Ферранте резко отпустил мою руку и привалился
– Боже, как я от всего устал, – проговорил он. – Не хочу быть герцогом. Представляете? Просто старался помочь Джулио, но теперь… в общем, ситуация стала неуправляемой.
– Исчезните на какое-то время. Поезжайте в бани Порретта [50] . Там найдете развлечения по своему вкусу.
– Не перестаю поражаться вам, Виоланта. Откуда молодой даме вроде вас знать, что происходит в Порретта?
– Дон Франческо рассказывал.
– В присутствии дам?
– Для… просвещения герцогини.
Ферранте усмехнулся.
– Уверяю вас, Виоланта, из нас с вами получилась бы более достойная пара герцога и герцогини, чем из Альфонсо и его дамы. Один целые дни проводит в борделях, а другая развлекается рассказами о банях в Порретта.
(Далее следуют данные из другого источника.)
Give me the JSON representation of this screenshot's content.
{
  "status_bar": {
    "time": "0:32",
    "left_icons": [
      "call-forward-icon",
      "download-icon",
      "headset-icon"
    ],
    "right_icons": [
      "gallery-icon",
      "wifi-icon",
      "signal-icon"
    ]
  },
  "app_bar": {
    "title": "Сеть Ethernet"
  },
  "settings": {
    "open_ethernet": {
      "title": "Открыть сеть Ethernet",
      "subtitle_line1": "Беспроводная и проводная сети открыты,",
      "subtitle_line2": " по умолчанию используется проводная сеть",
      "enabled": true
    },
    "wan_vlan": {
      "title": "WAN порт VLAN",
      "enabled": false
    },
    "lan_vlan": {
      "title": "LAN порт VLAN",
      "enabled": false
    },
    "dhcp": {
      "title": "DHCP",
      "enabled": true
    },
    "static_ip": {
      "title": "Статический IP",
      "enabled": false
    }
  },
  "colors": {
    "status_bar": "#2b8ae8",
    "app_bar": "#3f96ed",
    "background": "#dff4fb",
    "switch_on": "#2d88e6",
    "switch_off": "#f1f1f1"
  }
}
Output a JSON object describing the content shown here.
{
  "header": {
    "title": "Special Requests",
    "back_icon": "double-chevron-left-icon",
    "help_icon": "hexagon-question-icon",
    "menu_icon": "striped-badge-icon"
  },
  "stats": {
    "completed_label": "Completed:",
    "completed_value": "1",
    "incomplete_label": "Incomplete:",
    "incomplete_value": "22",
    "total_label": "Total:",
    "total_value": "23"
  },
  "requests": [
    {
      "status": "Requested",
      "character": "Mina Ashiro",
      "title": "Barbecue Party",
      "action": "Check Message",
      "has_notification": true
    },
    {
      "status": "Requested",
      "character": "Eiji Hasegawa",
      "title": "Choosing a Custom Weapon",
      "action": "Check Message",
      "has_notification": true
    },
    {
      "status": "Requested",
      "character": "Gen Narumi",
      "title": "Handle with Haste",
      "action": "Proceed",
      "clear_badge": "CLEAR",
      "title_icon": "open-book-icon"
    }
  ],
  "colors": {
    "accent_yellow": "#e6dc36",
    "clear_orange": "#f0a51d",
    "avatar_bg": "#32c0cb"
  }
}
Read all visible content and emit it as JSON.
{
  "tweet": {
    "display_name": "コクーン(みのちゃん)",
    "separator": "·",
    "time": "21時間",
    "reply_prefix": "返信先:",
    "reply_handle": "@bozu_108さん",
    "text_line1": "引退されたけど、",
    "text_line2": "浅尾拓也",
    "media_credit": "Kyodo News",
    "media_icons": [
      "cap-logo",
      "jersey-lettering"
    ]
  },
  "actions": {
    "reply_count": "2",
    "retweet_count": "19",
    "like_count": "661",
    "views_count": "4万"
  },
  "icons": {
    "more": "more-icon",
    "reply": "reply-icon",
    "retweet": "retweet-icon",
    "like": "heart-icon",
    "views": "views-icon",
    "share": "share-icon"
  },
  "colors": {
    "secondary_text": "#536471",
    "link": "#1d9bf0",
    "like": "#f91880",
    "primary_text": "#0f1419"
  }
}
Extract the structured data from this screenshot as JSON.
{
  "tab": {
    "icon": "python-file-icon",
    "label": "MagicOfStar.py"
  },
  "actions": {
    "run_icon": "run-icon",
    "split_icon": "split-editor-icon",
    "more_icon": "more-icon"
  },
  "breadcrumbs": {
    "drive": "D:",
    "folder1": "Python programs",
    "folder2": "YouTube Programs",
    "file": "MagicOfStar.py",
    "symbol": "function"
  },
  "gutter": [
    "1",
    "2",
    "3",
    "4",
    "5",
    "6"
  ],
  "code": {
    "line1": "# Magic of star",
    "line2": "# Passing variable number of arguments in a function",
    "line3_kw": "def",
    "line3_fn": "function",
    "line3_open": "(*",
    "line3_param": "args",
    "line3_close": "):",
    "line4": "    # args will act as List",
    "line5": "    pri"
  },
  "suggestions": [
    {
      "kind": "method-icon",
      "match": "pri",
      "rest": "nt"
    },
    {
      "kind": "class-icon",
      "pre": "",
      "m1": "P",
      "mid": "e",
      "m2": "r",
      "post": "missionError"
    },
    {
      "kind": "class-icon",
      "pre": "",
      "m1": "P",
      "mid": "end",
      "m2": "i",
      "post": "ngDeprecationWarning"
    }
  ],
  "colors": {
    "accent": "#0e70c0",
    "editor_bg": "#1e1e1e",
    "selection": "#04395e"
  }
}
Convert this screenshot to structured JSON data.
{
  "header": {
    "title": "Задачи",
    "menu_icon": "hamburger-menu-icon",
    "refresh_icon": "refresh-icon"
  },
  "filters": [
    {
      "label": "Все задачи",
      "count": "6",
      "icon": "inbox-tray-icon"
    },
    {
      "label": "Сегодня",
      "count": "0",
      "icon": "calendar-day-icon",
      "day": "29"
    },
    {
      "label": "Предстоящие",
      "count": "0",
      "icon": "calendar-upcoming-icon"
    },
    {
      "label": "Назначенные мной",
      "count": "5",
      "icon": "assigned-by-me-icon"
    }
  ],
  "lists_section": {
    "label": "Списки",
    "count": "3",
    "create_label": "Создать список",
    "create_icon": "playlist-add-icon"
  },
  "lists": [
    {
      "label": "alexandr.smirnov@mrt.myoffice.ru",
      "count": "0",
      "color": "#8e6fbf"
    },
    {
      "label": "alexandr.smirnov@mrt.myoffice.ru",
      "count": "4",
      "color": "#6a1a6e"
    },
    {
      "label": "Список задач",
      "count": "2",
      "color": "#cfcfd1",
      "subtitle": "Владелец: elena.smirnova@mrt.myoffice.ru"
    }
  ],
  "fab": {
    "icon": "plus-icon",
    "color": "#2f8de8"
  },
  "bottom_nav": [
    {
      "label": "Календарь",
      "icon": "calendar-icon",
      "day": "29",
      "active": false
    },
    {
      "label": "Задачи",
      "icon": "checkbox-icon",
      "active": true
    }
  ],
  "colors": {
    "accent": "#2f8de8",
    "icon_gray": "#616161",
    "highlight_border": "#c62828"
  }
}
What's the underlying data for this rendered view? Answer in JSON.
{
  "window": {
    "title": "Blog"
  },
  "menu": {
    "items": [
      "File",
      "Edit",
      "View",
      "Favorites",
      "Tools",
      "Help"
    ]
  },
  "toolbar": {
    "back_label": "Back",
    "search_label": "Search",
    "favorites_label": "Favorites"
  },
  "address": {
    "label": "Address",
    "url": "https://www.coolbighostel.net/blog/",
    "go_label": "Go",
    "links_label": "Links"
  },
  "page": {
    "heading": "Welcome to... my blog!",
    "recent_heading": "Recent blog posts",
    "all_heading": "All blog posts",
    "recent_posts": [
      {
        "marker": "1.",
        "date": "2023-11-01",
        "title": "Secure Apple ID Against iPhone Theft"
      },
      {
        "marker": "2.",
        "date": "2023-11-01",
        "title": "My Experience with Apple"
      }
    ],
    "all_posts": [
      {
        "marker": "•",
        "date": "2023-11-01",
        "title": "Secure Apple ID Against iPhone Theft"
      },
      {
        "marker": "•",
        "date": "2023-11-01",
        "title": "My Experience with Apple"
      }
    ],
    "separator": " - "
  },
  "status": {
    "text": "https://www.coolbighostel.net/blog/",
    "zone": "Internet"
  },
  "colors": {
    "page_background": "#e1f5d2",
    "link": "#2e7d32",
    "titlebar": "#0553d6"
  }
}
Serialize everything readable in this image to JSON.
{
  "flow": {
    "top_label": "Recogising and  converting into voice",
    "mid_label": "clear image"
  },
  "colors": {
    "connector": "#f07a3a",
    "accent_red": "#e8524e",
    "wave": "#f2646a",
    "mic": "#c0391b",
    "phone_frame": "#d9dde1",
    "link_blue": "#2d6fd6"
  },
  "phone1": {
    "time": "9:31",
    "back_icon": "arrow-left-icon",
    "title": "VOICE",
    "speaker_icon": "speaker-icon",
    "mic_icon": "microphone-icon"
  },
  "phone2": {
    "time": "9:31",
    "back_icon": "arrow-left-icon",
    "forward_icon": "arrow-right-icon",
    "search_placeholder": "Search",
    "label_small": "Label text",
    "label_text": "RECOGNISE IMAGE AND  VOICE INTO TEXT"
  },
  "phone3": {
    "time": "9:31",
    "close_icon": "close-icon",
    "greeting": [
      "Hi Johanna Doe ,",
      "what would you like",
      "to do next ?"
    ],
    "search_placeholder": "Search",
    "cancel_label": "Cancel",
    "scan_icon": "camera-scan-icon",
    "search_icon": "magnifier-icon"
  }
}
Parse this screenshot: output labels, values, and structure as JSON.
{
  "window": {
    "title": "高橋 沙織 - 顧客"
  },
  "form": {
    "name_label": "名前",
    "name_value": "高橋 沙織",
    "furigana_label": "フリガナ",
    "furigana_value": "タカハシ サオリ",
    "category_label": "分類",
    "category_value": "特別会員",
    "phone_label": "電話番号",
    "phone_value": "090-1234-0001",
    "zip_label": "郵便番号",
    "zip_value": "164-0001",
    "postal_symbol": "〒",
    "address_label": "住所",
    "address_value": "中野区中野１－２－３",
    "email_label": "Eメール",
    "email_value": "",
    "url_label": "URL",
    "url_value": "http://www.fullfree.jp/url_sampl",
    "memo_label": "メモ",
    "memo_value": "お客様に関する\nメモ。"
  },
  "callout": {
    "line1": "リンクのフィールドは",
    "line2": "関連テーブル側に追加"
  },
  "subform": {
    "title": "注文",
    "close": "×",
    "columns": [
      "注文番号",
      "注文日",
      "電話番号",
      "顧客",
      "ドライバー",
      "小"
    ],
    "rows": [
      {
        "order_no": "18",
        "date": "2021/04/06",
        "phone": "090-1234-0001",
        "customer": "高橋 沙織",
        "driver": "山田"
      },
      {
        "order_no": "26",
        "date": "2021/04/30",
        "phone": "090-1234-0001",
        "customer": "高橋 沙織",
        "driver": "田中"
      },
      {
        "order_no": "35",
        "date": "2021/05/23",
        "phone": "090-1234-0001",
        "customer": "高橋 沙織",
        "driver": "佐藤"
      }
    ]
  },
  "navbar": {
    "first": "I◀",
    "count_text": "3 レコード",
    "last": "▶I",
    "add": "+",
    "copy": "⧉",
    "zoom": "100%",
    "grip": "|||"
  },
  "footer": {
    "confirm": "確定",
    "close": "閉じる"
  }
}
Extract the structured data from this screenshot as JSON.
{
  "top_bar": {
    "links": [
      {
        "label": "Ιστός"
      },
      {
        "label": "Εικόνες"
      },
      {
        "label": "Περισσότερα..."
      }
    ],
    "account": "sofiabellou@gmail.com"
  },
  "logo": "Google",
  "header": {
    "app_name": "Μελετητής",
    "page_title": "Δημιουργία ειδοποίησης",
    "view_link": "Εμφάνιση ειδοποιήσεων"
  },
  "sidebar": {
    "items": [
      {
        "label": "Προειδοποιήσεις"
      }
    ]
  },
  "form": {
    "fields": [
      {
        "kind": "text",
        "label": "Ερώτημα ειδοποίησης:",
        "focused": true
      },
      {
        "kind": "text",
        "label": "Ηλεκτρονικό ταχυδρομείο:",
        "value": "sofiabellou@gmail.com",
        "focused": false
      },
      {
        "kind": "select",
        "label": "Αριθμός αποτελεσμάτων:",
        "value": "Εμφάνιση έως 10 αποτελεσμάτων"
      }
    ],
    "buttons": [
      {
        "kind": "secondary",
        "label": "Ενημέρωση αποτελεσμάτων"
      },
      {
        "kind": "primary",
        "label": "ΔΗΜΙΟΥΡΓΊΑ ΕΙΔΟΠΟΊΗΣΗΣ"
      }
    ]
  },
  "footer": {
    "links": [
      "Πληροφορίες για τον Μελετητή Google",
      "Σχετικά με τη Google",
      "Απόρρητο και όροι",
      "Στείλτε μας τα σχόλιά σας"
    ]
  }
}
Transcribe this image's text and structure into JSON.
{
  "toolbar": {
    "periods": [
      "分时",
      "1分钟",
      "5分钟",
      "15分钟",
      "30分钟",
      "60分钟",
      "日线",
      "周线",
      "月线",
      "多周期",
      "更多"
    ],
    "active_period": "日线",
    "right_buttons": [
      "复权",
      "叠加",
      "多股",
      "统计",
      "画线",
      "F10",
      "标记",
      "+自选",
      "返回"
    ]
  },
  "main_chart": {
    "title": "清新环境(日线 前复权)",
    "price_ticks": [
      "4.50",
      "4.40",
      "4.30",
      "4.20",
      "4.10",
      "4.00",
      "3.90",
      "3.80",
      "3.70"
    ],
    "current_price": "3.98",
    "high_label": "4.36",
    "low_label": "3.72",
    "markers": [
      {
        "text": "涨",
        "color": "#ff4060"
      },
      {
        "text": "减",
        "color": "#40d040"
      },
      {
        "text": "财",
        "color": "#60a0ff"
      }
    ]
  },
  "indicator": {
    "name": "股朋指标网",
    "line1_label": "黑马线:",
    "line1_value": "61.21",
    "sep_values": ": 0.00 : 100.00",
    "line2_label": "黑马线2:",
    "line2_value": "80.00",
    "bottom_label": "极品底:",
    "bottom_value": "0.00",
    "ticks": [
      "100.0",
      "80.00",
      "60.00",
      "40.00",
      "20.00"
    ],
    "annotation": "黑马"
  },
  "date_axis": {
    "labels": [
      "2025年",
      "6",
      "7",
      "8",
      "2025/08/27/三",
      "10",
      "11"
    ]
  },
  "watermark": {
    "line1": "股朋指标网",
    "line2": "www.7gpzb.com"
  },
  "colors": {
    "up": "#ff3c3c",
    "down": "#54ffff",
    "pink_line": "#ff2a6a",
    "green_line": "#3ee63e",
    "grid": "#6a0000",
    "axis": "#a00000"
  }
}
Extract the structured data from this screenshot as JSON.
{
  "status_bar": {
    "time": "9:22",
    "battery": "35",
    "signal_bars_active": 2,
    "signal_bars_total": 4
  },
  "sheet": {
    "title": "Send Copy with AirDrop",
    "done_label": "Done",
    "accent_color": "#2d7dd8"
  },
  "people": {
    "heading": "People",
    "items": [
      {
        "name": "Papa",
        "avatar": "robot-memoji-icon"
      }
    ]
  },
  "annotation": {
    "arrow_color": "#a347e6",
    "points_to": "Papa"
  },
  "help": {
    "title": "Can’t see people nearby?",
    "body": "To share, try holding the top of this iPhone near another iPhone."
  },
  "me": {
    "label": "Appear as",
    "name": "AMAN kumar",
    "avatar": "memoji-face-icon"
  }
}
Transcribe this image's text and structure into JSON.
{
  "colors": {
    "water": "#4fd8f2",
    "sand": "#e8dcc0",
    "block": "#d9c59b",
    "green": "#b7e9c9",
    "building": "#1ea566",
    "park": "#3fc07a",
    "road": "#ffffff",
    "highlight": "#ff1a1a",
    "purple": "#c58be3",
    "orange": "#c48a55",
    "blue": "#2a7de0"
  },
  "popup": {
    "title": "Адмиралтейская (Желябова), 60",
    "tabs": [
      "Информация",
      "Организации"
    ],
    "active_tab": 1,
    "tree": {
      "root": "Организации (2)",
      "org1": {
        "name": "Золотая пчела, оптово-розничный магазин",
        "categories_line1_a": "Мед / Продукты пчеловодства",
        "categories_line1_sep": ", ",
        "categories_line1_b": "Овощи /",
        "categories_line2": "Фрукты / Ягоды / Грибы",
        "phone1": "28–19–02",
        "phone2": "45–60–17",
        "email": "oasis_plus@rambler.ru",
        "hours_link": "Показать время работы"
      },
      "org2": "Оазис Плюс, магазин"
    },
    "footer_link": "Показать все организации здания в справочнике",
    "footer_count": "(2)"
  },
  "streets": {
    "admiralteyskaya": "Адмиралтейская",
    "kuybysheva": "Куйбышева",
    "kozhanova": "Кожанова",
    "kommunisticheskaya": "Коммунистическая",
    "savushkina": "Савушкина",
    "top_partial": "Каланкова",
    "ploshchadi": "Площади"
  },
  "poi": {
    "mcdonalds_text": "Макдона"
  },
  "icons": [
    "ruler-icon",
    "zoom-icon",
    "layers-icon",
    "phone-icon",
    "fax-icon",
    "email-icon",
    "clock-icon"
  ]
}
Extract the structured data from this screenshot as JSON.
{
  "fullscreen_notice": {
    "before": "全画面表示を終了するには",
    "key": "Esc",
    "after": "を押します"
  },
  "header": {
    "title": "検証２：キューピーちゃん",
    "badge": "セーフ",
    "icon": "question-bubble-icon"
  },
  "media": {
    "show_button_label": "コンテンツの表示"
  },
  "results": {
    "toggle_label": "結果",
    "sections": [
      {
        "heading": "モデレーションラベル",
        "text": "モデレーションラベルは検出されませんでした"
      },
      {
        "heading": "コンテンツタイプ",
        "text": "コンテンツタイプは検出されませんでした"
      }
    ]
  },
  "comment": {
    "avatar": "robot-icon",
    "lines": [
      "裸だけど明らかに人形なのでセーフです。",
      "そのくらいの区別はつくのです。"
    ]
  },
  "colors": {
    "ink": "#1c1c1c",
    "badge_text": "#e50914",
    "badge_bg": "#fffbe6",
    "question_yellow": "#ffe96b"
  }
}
– Никогда так больше не говорите, Ферранте. Уезжайте сами и Джулио скажите, чтобы тоже уехал. – Я повернулась и пошла прочь.
– А вы что будете делать? – прокричал он мне вслед.
Донна Лукреция молча читала письмо. Хотя она была бледна, я не опасалась за здоровье мадонны, поскольку черты ее лица приняли решительное выражение, в котором угадывались проницательность и расчет, чем она напомнила мне своего брата.
– Оставьте нас, – велела она дамам. Анджела замешкалась. – И ты тоже, – сказала мадонна, тогда Анджела швырнула карты на стол и вышла из комнаты, бросив на меня взгляд через плечо.
– Посмотри в окно, – велела мадонна, – не открыты ли где ставни поблизости, и убедись, что никто не работает около рва. Сегодня утром его чистили.
Ров чистили каждую весну, чтобы сохранить постоянной его глубину, а воду чистой, иначе в жару стояла бы невыносимая вонь. Каждую весну я вспоминала окаменевшее лицо с пустым взглядом, когда Чезаре посмотрел на меня, выходя на равелин и опустошая серебряное блюдо, и я боялась, что обнаружат крошечные кости мертвого младенца. Сколько костей ушло под ил рва в течение всех этих лет и чем они могли отличаться от останков домашних животных или остатков трапез, выброшенных из кухонь?
– Ты должна рассказать обо всем, – произнесла мадонна, пока я прикрывала ставни из предосторожности, хотя не заметила никаких признаков шпионов.
Но шпионы были повсюду; они такая же сущность дворцов, как древесина сущность дерева, и без них дворцы были бы иными.
Я рассказала, как обнаружила письмо, о том, как однажды застала у Джулио дона Альбертино Пио, и обо всем, что вспомнила, хотя не упомянула о визите к Гидеону д\'Арзента. Ну и, конечно, ни словом не обмолвилась о своем разговоре с Ферранте.
– С Пио легко разобраться, – сказала она, когда я закончила. – Найди раба, пусть его приведет. – Хотя Джироламо отправился в Карпи вместе с нянькой, камердинером и наставниками, дон Альберто по-прежнему оставался в Феррари; причины этого теперь стали очевидны. – Затем ступай и принеси письма моего брата. Ты знаешь, где я их храню. – Донна Лукреция сняла ключ от бюро со своего пояса и передала мне. Наверное, ей казалось, для меня послужит утешением то, что я знаю, где хранятся письма. Иногда у меня закрадывалась мысль, не подталкивает ли она меня к тому, чтобы я прочитала их, но я так ни разу и не осмелилась.
Когда я вернулась с кожаным футляром, настолько тонким, что его никогда бы не заметили под ложным дном бюро, дон Альберто уже стоял перед мадонной, напоминая кролика, попавшего под яркий свет. Письмо дона Франческо лежало на карточном столе, небрежно брошенное среди недоигранной качо и горок мелких монет. Каждый раз, бросая взгляд на письмо, она заставляла дона Альберто смотреть туда же, где было выведено его имя как свидетельство предательства.
– А, Виоланта, спасибо, – кивнула донна Лукреция, когда я передала ей футляр, и устроила целый спектакль, открывая его. – Я подумала, вы захотите знать, дон Альберто, что я получила от брата прекрасное известие.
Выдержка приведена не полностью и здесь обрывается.